Filling my cup with feel-good vibes at Vale de Moses yoga retreat in Portugal

Sarah Garbett enjoys decent yoga teaching, super vegan food, mindful local walks and a darn good rest at this wonderfully authentic yoga retreat in the Portuguese mountains

I arrived at Vale de Moses on a dark rainy October night after my car had broken down on route from the south of Portugal. I’d been working all summer and I was exhausted but determined to make it. As the taxi driver neared the valley, we called for help navigating the final steps. Co-owner Andrew’s reassuring voice on the end of the line was just what I needed to hear, and set the precedent for my whole experience. I was relieved to be in some else’s hands, and happily, they were very capable ones. I quickly felt safe enough to take a long exhale and allow myself to relax. ‘We do real’ is somewhat of a mantra here, and it was nice to take off my work hat, sit back until I was ready to join in the chatter and allow myself some real free time.
The next morning I woke up in the snug Moses cottage, willed myself out from under the thick warm bedcover and hopped across to the bathroom literally just a step away. Thank goodness the wood burner had been on and it too was nicely cosy. I was already smiling to myself at the gorgeousness of this rustic mountain retreat, and soon I was settling into the morning yoga class with warm and knowledgable Katherine Blom. Easy going in vibe yet challenging enough for someone who likes their practice, the two hours flew by in a carefully planned mix of asana, pranayama, meditation, and a few giggles. There was a good balance of working different body parts throughout the week, and both regular students and newbies on the retreat were getting what they needed from the sessions.
During my week there was lots of free time, which I varied between walking with the dogs, curling up on the old leather sofa in the lounge-cum-office in the main house and going through the bookshelf and getting to know the other guests over tea in the courtyard or sunbathing down by the stream. I fully admit that I also took advantage of my oh-so-inviting bed to catch up on some extra sleep (on a particularly rainy day). And that’s what’s nice about this place – you really are ‘invited’ to do as much or as little as you wish, without there being any feeling of you missing out on something else or that you really should be going to class.
I also went on a couple of meditation walks with co-owner Andrew, which take place daily at 8am just before yoga class at 830. We’d head out into the valley in silence and at some point stop to breathe in the view. One day we arrived at an old stone cottage where Andrew described how he had helped an elderly neighbour with his potato crop. Sharing some of his philosophy on mindfulness, and tying it into that experience, he bought context and meaning to the concept.

‘That’s what’s nice about this place –  you really are invited to do as much or as little as you wish, without there being any feeling of you missing out on something’

One sunny afternoon I recall with real fondness. We went by car to the river Zêzere for a swim and mud bath.
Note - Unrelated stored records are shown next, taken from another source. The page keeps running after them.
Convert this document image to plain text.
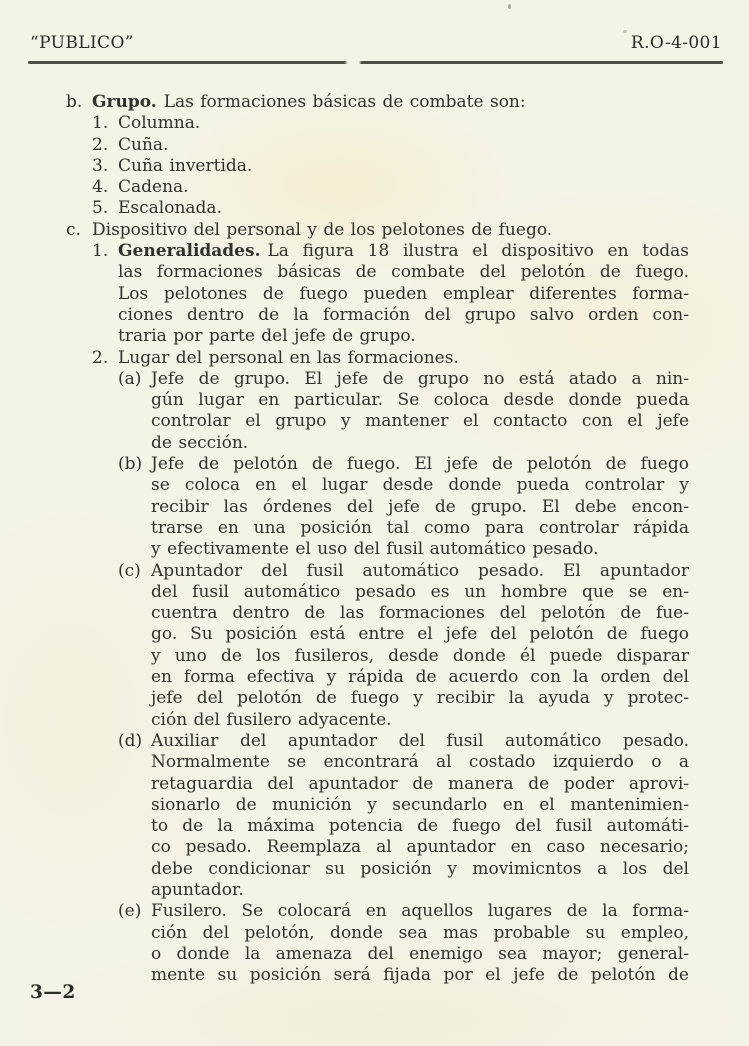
“PUBLICO”	R.O-4-001
b. Grupo. Las formaciones básicas de combate son:
1. Columna.
2. Cuña.
3. Cuña invertida.
4. Cadena.
5. Escalonada.
c. Dispositivo del personal y de los pelotones de fuego.
1. Generalidades. La figura 18 ilustra el dispositivo en todas
las formaciones básicas de combate del pelotón de fuego.
Los pelotones de fuego pueden emplear diferentes forma-
ciones dentro de la formación del grupo salvo orden con-
traria por parte del jefe de grupo.
2. Lugar del personal en las formaciones.
(a) Jefe de grupo. El jefe de grupo no está atado a nin-
gún lugar en particular. Se coloca desde donde pueda
controlar el grupo y mantener el contacto con el jefe
de sección.
(b) Jefe de pelotón de fuego. El jefe de pelotón de fuego
se coloca en el lugar desde donde pueda controlar y
recibir las órdenes del jefe de grupo. El debe encon-
trarse en una posición tal como para controlar rápida
y efectivamente el uso del fusil automático pesado.
(c) Apuntador del fusil automático pesado. El apuntador
del fusil automático pesado es un hombre que se en-
cuentra dentro de las formaciones del pelotón de fue-
go. Su posición está entre el jefe del pelotón de fuego
y uno de los fusileros, desde donde él puede disparar
en forma efectiva y rápida de acuerdo con la orden del
jefe del pelotón de fuego y recibir la ayuda y protec-
ción del fusilero adyacente.
(d) Auxiliar del apuntador del fusil automático pesado.
Normalmente se encontrará al costado izquierdo o a
retaguardia del apuntador de manera de poder aprovi-
sionarlo de munición y secundarlo en el mantenimien-
to de la máxima potencia de fuego del fusil automáti-
co pesado. Reemplaza al apuntador en caso necesario;
debe condicionar su posición y movimicntos a los del
apuntador.
(e) Fusilero. Se colocará en aquellos lugares de la forma-
ción del pelotón, donde sea mas probable su empleo,
o donde la amenaza del enemigo sea mayor; general-
mente su posición será fijada por el jefe de pelotón de
3—2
On our return we stopped at a tiny village to have a drink in the square, which we shared with the local senior citizens, who were all dressed for the cold in typical black. One of our group was an opera singer, and sang Ave Maria for them as we soaked up the autumn sun in our short sleeves.

I couldn’t not mention Chef Raul and his creations. Mealtimes were buzzy, thanks to his enthusiasm and the energy of his lovingly prepared food. After morning yoga class there was breakfast, a yummy, healthy affair. My fave was the quinoa porridge with warm cinnamon apple, nuts and other sprinkles of goodness to pile on top. And the chai tea (served a couple of times, rather than every day) was especially appreciated for its mildly spicy, milky comfort factor. For lunch, at 2pm, most of the group would be eagerly hanging around outside the kitchen, looking like Bisto kids catching whiffs of the food being cooked inside. Once the door opened we’d be let in to see what was on the table; usually around eight dishes to share that were always colourful, tasty and super satisfying.
Taking the bus back to Lisbon the following Saturday, I was grateful for my retreat, not least because I felt like I’d refilled my cup with feel-good, family vibes at Vale de Moses. If you live abroad or travel a lot, you might relate to the feeling that you’d like to feel at home somewhere, even if it’s just for a week. And this is a place where you can easily do just that.